Working Through Differences and the Beauty of Collaboration
When I began my internship 3 weeks ago at NCSC, I was a little worried when I was told that I would be working almost exclusively on the Moldova legal education project. I wondered if my work would become mundane and if every day would start to look the same. A majority of the staff at International Programs, including the other interns, juggle several projects from many different regions at once, and there is major variation in their work from day to day. However, it did not take long for me to realize that my days would be just as jam-packed and diverse as my coworkers, despite being assigned to only one primary project. One aspect of my work that I have begun to look forward to each week is our biweekly meetings with the field office in Moldova. The field office consists of 3 extremely accomplished women who work almost full-time on helping us to create the legal education course and plan for its implementation in Moldova. Currently, our meetings with them have revolved around the impending Training of Trainers workshop that requires all hands on deck. In the final week of June into July, NSCS staff will join the Moldova field office, along with William and Mary professor Jennifer Franklin in Moldova for a legal education workshop. At this workshop, Professor Franklin, the field office and NCSC staff will work to teach Moldovan law professors the substantive content and the outline of the Semester 1 Research and Writing Course. The course will be unlike anything that the law professors have seen before in Moldovan curriculum, and there are many logistical and cultural obstacles that arise when launching a novel education course that is intended to reshape legal education in a country.
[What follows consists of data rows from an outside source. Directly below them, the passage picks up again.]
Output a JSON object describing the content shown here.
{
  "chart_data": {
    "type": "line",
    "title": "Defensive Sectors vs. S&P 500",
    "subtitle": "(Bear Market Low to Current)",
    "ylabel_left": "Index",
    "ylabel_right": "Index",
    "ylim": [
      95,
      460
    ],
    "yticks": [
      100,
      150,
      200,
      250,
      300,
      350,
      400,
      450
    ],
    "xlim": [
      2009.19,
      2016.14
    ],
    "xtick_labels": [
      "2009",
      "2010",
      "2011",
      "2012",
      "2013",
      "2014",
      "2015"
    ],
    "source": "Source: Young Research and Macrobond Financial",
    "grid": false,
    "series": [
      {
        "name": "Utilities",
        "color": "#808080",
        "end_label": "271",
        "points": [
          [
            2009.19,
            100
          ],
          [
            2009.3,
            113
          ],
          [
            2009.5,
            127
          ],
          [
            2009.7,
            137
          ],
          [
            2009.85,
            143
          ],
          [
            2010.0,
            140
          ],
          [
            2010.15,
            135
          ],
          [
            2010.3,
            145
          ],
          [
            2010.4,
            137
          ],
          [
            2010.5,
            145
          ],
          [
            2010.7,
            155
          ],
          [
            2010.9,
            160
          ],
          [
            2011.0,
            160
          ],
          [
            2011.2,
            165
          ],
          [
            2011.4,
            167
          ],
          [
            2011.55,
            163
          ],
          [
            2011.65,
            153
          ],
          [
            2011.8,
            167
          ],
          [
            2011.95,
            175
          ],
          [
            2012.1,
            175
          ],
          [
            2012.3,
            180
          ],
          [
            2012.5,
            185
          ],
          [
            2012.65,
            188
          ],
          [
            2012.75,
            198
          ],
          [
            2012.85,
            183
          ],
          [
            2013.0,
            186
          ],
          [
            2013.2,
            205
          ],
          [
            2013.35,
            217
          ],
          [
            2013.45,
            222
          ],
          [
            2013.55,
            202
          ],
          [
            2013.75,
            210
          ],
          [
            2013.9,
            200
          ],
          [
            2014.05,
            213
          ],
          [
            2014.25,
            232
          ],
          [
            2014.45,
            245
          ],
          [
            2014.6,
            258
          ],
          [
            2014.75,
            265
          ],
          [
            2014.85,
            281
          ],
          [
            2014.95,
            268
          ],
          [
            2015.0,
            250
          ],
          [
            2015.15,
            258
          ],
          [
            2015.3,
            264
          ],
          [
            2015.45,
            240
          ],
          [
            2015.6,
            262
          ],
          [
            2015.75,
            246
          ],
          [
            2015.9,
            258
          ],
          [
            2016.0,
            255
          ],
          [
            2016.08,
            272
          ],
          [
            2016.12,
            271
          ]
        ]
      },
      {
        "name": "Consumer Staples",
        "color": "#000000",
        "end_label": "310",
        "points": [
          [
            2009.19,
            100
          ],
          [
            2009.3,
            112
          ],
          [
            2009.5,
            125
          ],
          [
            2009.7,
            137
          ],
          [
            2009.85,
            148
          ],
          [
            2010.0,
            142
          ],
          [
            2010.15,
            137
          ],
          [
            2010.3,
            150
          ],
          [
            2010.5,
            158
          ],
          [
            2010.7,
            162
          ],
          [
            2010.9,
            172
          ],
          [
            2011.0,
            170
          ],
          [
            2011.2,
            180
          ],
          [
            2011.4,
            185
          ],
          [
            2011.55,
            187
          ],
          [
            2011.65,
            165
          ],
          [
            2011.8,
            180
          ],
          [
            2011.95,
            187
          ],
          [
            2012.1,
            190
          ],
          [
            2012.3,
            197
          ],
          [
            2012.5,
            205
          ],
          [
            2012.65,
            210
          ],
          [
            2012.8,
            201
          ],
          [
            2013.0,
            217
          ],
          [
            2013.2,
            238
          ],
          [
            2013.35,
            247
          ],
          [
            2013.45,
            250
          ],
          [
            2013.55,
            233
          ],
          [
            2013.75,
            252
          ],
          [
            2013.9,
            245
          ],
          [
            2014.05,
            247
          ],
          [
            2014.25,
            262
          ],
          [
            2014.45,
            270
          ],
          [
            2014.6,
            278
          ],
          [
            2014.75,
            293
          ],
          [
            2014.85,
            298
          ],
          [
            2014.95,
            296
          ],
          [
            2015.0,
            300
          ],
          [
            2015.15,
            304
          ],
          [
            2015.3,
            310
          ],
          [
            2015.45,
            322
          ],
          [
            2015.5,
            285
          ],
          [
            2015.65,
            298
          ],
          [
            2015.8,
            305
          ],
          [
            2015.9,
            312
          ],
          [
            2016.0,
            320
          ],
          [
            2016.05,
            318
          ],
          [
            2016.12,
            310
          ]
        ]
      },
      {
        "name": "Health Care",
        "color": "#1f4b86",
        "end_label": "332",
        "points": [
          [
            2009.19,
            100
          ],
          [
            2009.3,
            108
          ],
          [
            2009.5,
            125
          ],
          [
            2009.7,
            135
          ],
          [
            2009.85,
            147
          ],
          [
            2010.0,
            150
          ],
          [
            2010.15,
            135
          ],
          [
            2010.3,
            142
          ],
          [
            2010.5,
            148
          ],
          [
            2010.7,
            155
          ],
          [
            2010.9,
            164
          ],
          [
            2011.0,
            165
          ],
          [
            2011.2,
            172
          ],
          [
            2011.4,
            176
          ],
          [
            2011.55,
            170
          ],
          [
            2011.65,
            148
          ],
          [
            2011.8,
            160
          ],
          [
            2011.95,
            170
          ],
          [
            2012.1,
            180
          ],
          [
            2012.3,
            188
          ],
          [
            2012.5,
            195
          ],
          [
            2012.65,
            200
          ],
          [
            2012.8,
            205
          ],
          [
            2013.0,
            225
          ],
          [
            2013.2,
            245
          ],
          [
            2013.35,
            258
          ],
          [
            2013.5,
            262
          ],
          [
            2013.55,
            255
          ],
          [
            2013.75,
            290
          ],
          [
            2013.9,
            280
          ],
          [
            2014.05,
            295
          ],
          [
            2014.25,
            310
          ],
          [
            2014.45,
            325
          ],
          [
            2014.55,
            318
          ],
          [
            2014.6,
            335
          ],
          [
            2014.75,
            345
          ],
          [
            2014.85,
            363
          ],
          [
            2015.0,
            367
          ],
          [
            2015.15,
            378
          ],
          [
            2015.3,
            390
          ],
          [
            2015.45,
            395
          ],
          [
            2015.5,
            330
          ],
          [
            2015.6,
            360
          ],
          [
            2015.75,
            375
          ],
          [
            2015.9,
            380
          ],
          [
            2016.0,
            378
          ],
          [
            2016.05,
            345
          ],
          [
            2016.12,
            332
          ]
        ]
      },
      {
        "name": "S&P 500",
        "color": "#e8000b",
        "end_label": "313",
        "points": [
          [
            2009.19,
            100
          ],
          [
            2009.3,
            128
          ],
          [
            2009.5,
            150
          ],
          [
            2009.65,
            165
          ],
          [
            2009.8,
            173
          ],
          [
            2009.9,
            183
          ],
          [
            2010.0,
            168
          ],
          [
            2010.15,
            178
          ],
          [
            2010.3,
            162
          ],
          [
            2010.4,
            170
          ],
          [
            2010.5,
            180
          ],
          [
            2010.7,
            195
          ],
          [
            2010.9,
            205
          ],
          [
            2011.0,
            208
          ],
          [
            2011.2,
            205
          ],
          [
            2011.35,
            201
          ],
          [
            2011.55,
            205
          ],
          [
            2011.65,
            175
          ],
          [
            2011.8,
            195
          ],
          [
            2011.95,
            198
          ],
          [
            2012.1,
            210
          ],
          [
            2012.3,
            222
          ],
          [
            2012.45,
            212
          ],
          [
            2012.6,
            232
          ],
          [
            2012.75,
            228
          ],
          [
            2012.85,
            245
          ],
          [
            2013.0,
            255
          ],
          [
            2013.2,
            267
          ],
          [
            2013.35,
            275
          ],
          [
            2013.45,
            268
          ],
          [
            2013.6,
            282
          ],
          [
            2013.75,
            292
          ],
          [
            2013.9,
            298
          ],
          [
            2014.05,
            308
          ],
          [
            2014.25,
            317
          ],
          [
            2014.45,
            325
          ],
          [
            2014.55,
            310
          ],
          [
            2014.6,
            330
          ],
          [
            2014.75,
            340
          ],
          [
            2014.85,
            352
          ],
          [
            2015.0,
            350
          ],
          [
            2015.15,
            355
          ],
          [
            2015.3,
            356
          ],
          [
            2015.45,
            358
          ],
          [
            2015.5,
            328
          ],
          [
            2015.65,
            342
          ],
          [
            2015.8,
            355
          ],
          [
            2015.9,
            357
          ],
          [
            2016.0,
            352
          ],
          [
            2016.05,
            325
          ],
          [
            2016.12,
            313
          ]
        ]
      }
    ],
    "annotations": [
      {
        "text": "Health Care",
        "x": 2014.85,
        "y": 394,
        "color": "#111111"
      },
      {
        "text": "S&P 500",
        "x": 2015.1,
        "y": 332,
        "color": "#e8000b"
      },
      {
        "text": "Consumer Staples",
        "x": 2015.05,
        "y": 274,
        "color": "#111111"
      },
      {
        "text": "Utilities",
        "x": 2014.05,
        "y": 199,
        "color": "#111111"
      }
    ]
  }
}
The aforementioned logistical and cultural obstacles to this process come to a head during our often 2-3 hour long meetings with the Moldova field office on Tuesdays and Thursdays. It can be easy to craft a seemingly fool-proof plan for the curriculum or the workshop training in the Arlington office, using US law classes as a model and bolstered by positive feedback from William and Mary law professors and students such as myself. However, there are many instances in which a finished class or agenda will reach the field office and our Moldovan counterparts will say: “This will not work.” Sometimes, it is because our expectations for students and professors alike are mirrored after the academic culture in US law schools, which is very different from Moldovan law schools. Sometimes, it is because our class examples or curriculum is not context-specific to Moldova and its legal system. The Moldovan field office is like a check on the inevitable culture-specific details that slip through the cracks as we draft this project.
There are frequent differences in opinions between our Arlington staff and the field office about how the curriculum and the training should be conducted, and it is both enlightening and fascinating to watch our teams comb through their disagreements and compromise. Sometimes, the differing opinions initiate a conversation that will generate an innovative and fitting solution for the problem. I feel as though one of the primary skills I am adopting through this internship is the ability to advocate for what I want, while also honoring others' wishes and cordially yet pointedly working towards a solution. Once this education project has been launched and taught in Moldova, the success of the course can be attributed to the dedication and collaboration of the NCSC staff and the field office’s efforts to make this initiative the best it can possibly be.